The power of the written word - even when a teenager speaks

Every summer we send the RAs home with a book to read over the summer, not something terribly heavy, but something that we trust will be useful as they anticipate ministering to a new group of men or women in the residence halls.

This year we sent them home with Do Hard Things: A Teenage Rebellion Against Low Expectations written by teenage twins Alex and Brett Harris.
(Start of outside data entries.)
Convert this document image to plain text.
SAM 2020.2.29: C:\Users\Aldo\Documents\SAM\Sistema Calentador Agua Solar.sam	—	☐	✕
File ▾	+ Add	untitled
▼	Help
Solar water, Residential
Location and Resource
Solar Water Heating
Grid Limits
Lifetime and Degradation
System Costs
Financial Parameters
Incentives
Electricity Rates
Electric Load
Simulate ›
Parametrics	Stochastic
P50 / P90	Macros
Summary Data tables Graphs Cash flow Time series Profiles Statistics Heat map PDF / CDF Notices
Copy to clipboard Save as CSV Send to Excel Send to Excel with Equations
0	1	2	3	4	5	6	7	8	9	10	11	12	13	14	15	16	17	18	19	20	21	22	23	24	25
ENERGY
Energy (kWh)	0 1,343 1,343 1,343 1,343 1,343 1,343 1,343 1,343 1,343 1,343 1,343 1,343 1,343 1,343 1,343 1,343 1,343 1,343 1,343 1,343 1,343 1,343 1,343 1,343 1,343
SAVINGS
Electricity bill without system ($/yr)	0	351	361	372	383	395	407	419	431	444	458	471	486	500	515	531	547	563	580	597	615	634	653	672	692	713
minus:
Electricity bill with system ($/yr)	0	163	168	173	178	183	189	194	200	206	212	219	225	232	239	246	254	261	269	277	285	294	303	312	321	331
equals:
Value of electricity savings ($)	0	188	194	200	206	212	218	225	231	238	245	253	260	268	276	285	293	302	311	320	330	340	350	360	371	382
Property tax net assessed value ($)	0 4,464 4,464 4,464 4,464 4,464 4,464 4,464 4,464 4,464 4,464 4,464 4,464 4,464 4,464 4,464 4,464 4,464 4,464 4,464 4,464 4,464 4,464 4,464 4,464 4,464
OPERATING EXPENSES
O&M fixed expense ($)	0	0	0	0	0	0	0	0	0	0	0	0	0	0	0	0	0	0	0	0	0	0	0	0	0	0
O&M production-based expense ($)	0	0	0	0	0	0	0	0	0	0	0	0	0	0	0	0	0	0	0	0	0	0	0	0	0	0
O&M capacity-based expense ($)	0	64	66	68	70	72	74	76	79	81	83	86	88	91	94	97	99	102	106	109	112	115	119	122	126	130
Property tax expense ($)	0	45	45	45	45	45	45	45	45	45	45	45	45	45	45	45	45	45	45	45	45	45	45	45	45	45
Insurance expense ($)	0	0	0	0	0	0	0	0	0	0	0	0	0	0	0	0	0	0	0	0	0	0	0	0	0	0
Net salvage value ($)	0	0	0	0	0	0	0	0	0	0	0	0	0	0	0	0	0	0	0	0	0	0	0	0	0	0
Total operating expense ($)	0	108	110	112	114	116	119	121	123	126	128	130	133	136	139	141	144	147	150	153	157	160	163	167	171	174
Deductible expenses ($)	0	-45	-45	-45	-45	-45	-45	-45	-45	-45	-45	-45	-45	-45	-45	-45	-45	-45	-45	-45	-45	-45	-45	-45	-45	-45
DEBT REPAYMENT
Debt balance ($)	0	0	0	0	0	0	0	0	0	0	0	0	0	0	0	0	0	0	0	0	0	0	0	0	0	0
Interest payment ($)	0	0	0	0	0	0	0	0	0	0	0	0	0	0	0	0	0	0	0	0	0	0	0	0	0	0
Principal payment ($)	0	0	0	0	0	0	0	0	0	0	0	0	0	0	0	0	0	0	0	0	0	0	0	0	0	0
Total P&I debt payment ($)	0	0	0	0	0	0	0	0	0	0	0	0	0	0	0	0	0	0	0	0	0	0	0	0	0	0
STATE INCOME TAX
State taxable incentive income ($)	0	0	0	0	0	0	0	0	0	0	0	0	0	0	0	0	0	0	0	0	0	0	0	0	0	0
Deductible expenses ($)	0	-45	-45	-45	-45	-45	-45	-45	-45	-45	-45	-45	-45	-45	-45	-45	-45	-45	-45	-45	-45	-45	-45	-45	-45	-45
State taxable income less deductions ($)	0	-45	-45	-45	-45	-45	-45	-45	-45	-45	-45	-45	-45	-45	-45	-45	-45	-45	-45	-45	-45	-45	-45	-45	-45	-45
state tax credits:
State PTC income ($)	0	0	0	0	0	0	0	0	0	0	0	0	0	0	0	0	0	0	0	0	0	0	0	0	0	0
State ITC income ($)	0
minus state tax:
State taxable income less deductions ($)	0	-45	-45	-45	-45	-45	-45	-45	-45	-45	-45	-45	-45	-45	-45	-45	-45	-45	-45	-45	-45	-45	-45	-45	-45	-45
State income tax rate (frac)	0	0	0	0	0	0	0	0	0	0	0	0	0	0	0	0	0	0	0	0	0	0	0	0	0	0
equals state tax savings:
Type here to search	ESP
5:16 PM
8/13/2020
Now I can just imagine the low expectations you might have for this book, but let me warn you, it doesn't matter how old you are, this book is worth the read.  And in case you think I am saying that because it might help you work with teenagers, you are mistaken.

This book will challenge you to consider just how high your own expectations are for your life...and then it will demand that you think about what are you doing about those expectations.  There is a real challenge too, for those of us who say, I am doing my best, so God is happy.

I always struggled with that expression, but I wasn't sure why.  I think it might be because we settle.  We settle for a pretty low "best," and we do little to make our "best" any better.  It becomes an excuse for stunted growth, for failure to thrive.  If I'm doing my best, and God should be satisfied with that, then why should I try to do any better, learn anything more, develop further in any way?

So, right now, I want to buy this book for my grandchildren as well as the RAs, and I would love to sit in a circle of my peers who have read it.  It would be a challenge to work through these chapters and enter into some accountability for rising up out of the mud of the status quo where I find it too comfortable.

Hebrews 10:24 admonishes us to spur one another on to love and good deeds.  This book felt like that an old friend, one who wants to spur me on to greater things for His glory.